The Tigers kept going into the early fourth quarter where a 5-0 run extended their lead to 50-37.
But then things started to crack at the seams. A series of Joliet West turnovers allowed Thornton to slowly chip into the lead.
“I think it is just us learning to fight through the adversity of tough moments in a basketball game,” Joliet West coach Jeremy Kreiger said. “You work so hard to get to that point not realizing that the same thing that got you there it will still work, not realizing that you have the tools in your toolbox to take care of this.”
Thornton (7-9) refused to go away quietly though.

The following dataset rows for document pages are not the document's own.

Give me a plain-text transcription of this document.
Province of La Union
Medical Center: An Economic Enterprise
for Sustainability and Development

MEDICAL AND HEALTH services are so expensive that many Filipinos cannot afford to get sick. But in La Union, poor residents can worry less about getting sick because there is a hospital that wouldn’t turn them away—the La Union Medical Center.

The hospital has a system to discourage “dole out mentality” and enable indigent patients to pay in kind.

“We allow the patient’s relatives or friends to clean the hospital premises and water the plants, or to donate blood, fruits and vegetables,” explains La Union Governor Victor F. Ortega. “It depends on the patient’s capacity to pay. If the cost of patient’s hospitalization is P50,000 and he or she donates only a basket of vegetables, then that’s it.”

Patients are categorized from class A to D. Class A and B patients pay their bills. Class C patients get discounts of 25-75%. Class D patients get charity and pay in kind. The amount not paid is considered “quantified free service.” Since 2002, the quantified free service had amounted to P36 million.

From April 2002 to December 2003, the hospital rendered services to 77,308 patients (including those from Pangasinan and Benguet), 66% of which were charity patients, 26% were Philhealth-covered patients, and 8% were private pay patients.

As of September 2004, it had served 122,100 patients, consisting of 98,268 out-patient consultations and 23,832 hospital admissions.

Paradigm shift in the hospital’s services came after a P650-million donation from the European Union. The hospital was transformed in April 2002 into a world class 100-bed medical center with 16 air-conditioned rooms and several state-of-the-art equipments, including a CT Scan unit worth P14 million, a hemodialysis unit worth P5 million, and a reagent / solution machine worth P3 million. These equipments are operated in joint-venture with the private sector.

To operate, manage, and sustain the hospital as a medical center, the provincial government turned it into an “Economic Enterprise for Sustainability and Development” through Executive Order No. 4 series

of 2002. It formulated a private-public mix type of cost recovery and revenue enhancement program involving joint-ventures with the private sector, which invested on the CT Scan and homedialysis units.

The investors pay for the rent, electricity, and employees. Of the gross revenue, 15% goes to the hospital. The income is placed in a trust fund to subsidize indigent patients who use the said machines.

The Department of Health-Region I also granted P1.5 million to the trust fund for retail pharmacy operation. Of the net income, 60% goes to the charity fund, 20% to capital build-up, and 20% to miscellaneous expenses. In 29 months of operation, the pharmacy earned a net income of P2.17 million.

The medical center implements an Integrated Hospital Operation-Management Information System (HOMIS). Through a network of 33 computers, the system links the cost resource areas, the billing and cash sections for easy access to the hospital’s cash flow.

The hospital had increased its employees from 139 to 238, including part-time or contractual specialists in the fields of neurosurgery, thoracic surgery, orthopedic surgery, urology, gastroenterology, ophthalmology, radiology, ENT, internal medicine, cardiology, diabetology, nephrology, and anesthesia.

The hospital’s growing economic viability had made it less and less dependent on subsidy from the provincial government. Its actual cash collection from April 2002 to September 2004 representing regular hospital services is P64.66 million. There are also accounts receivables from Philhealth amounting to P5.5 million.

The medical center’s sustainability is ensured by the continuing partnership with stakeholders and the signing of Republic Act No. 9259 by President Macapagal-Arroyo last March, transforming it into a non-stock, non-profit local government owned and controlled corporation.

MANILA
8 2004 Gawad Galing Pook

After Ryan Lipke gave Joliet West a 53-42 lead after splitting a pair of free throws, Thornton would rattle of the games next nine points when Dakari Nesbitt (24 points) finished of the Thornton run with a basket with just over a minute to play.
Aamir Shannon (16 points) stopped the run by knocking down a pair of free throws with 1:09 to play in the game, but Thornton quickly answered with a basket before Elijah Wilson canned a pair of free throws with 29 seconds to play to keep Joliet West in front by two possessions, 57-53.
Thornton opted for a quick two, once again from Nesbitt, before fouling Shannon with 9.7 seconds to play. Shannon made one of two, missing the second, forcing a scattered possession from Thornton that resulted with a missed 3-point attempt and a hard-fought win for Joliet West.
“We just need to focus on what we need to do and keep the same energy and keep pushing hard,” Shannon said. “We needed to be aggressive on both ends of the floor. We needed to continue to play the same game we did in the third quarter and not let the fourth quarter speed us up.”
Ball control was a persistent problem for Joliet West as frequent turnovers made the outcome a lot dicier than it may have been.
“With the nature of their guards, short and quick and they love to trap you, when you speed yourself up and try to dribble through it, you are only going to dribble yourself into trouble,” Kreiger said. “The hardest position to learn and execute on the floor is point guard. So because we don’t have a natural point guard that’s played it his whole life other than Elijah (Wilson), we’re trying to teach them on the fly.
“So it’s kind of like, are you willing to sacrifice some unsavory basketball for the right for them to learn how to play it when it matters most?”
Brockton Goehrke added 13 points and Luke Grevengoed also added 10 for Joliet West.